Re: [PATCH] sched/cpufreq_schedutil: use now as reference when aggregating shared policy requests
From: Vincent Guittot
Date: Thu May 04 2017 - 10:41:55 EST
On 3 May 2017 at 15:30, Juri Lelli <juri.lelli@xxxxxxx> wrote:
> Currently, sugov_next_freq_shared() uses last_freq_update_time as a
> reference to decide when to start considering CPU contributions as
> stale.
>
> However, since last_freq_update_time is set by the last CPU that issued
> a frequency transition, this might cause problems in certain cases. In
> practice, the detection of stale utilization values fails whenever the
> CPU with such values was the last to update the policy.

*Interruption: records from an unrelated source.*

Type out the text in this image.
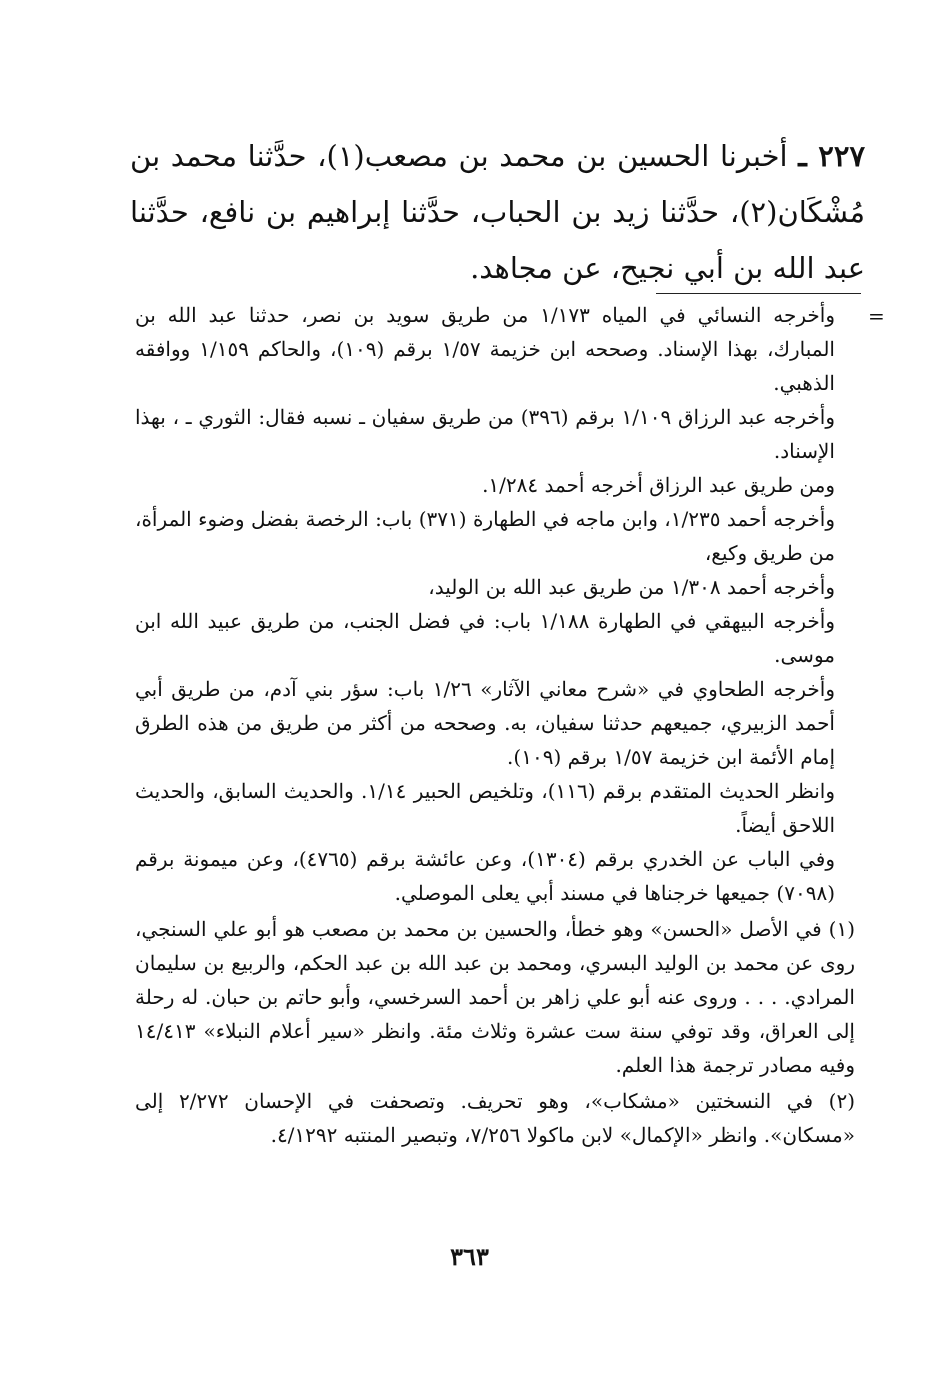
٢٢٧ ـ أخبرنا الحسين بن محمد بن مصعب(١)، حدَّثنا محمد بن مُشْكَان(٢)، حدَّثنا زيد بن الحباب، حدَّثنا إبراهيم بن نافع، حدَّثنا عبد الله بن أبي نجيح، عن مجاهد.
=

وأخرجه النسائي في المياه ١/١٧٣ من طريق سويد بن نصر، حدثنا عبد الله بن المبارك، بهذا الإسناد. وصححه ابن خزيمة ١/٥٧ برقم (١٠٩)، والحاكم ١/١٥٩ ووافقه الذهبي.

وأخرجه عبد الرزاق ١/١٠٩ برقم (٣٩٦) من طريق سفيان ـ نسبه فقال: الثوري ـ ، بهذا الإسناد.

ومن طريق عبد الرزاق أخرجه أحمد ١/٢٨٤.

وأخرجه أحمد ١/٢٣٥، وابن ماجه في الطهارة (٣٧١) باب: الرخصة بفضل وضوء المرأة، من طريق وكيع،

وأخرجه أحمد ١/٣٠٨ من طريق عبد الله بن الوليد،

وأخرجه البيهقي في الطهارة ١/١٨٨ باب: في فضل الجنب، من طريق عبيد الله ابن موسى.

وأخرجه الطحاوي في «شرح معاني الآثار» ١/٢٦ باب: سؤر بني آدم، من طريق أبي أحمد الزبيري، جميعهم حدثنا سفيان، به. وصححه من أكثر من طريق من هذه الطرق إمام الأئمة ابن خزيمة ١/٥٧ برقم (١٠٩).

وانظر الحديث المتقدم برقم (١١٦)، وتلخيص الحبير ١/١٤. والحديث السابق، والحديث اللاحق أيضاً.

وفي الباب عن الخدري برقم (١٣٠٤)، وعن عائشة برقم (٤٧٦٥)، وعن ميمونة برقم (٧٠٩٨) جميعها خرجناها في مسند أبي يعلى الموصلي.

(١) في الأصل «الحسن» وهو خطأ، والحسين بن محمد بن مصعب هو أبو علي السنجي، روى عن محمد بن الوليد البسري، ومحمد بن عبد الله بن عبد الحكم، والربيع بن سليمان المرادي. . . . وروى عنه أبو علي زاهر بن أحمد السرخسي، وأبو حاتم بن حبان. له رحلة إلى العراق، وقد توفي سنة ست عشرة وثلاث مئة. وانظر «سير أعلام النبلاء» ١٤/٤١٣ وفيه مصادر ترجمة هذا العلم.

(٢) في النسختين «مشكاب»، وهو تحريف. وتصحفت في الإحسان ٢/٢٧٢ إلى «مسكان». وانظر «الإكمال» لابن ماكولا ٧/٢٥٦، وتبصير المنتبه ٤/١٢٩٢.

٣٦٣
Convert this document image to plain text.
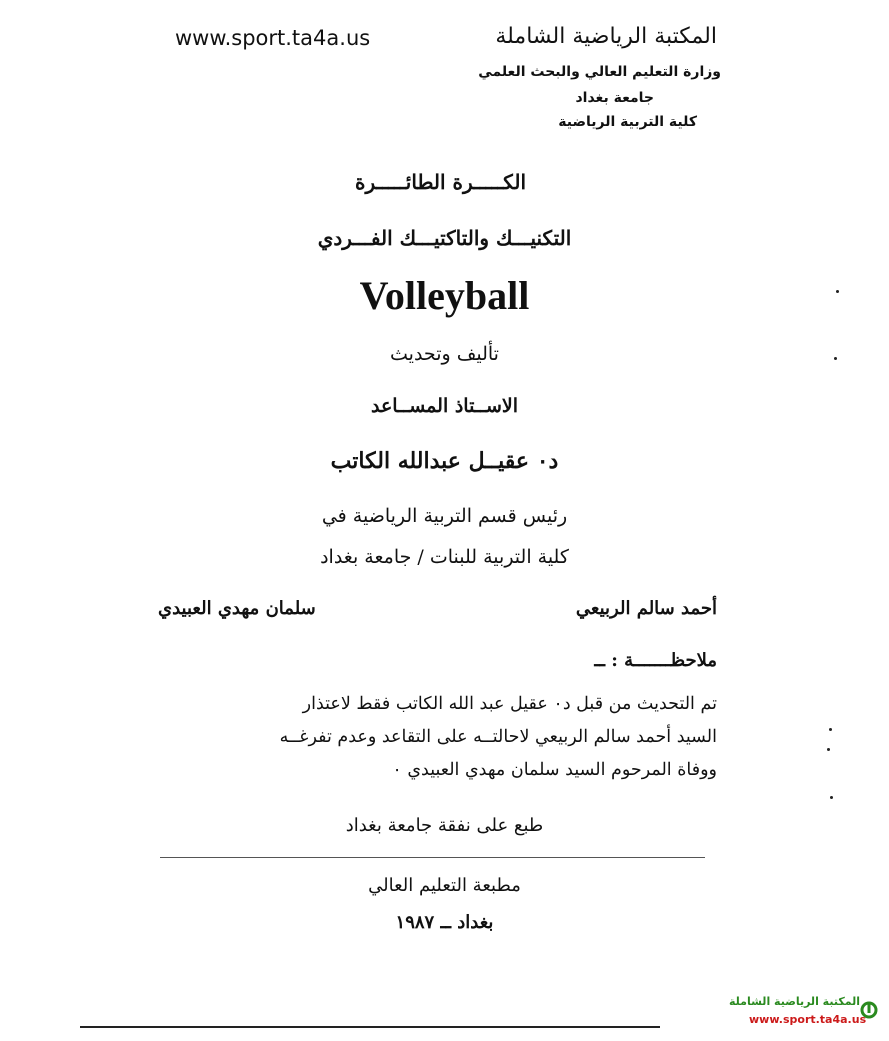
www.sport.ta4a.us	المكتبة الرياضية الشاملة
وزارة التعليم العالي والبحث العلمي
جامعة بغداد
كلية التربية الرياضية
الكـــــرة الطائـــــرة
التكنيـــك والتاكتيـــك الفـــردي
Volleyball
تأليف وتحديث
الاســتاذ المســاعد
د٠ عقيــل عبدالله الكاتب
رئيس قسم التربية الرياضية في
كلية التربية للبنات / جامعة بغداد
أحمد سالم الربيعي
سلمان مهدي العبيدي
ملاحظـــــــة : ــ
تم التحديث من قبل د٠ عقيل عبد الله الكاتب فقط لاعتذار
السيد أحمد سالم الربيعي لاحالتــه على التقاعد وعدم تفرغــه
ووفاة المرحوم السيد سلمان مهدي العبيدي ٠
طبع على نفقة جامعة بغداد
مطبعة التعليم العالي
بغداد ــ ١٩٨٧
المكتبة الرياضية الشاملة
www.sport.ta4a.us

For example (and
> please note again that the SCHED_CPUFREQ_RT flag is not the problem
> here, but only the detection of after how much time that flag has to be
> considered stale), suppose a policy with 2 CPUs:
>
> CPU0 | CPU1
> |
> | RT task scheduled
> | SCHED_CPUFREQ_RT is set
> | CPU1->last_update = now
> | freq transition to max
> | last_freq_update_time = now
> |
>
> more than TICK_NSEC nsecs
>
> |
> a small CFS wakes up |
> CPU0->last_update = now1 |
> delta_ns(CPU0) < TICK_NSEC* |
> CPU0's util is considered |
> delta_ns(CPU1) = |
> last_freq_update_time - |
> CPU1->last_update = 0 |
> < TICK_NSEC |
> CPU1 is still considered |
> CPU1->SCHED_CPUFREQ_RT is set |
> we stay at max (until CPU1 |
> exits from idle) |
>
> * delta_ns is actually negative as now1 > last_freq_update_time
>
> While last_freq_update_time is a sensible reference for rate limiting,
> it doesn't seem to be useful for working around stale CPU states.
>
> Fix the problem by always considering now (time) as the reference for
> deciding when CPUs have stale contributions.
>
> Signed-off-by: Juri Lelli <juri.lelli@xxxxxxx>
> Cc: Rafael J. Wysocki <rafael.j.wysocki@xxxxxxxxx>
> Cc: Viresh Kumar <viresh.kumar@xxxxxxxxxx>
FWIW
Acked-by: Vincent Guittot <vincent.guittot@xxxxxxxxxx>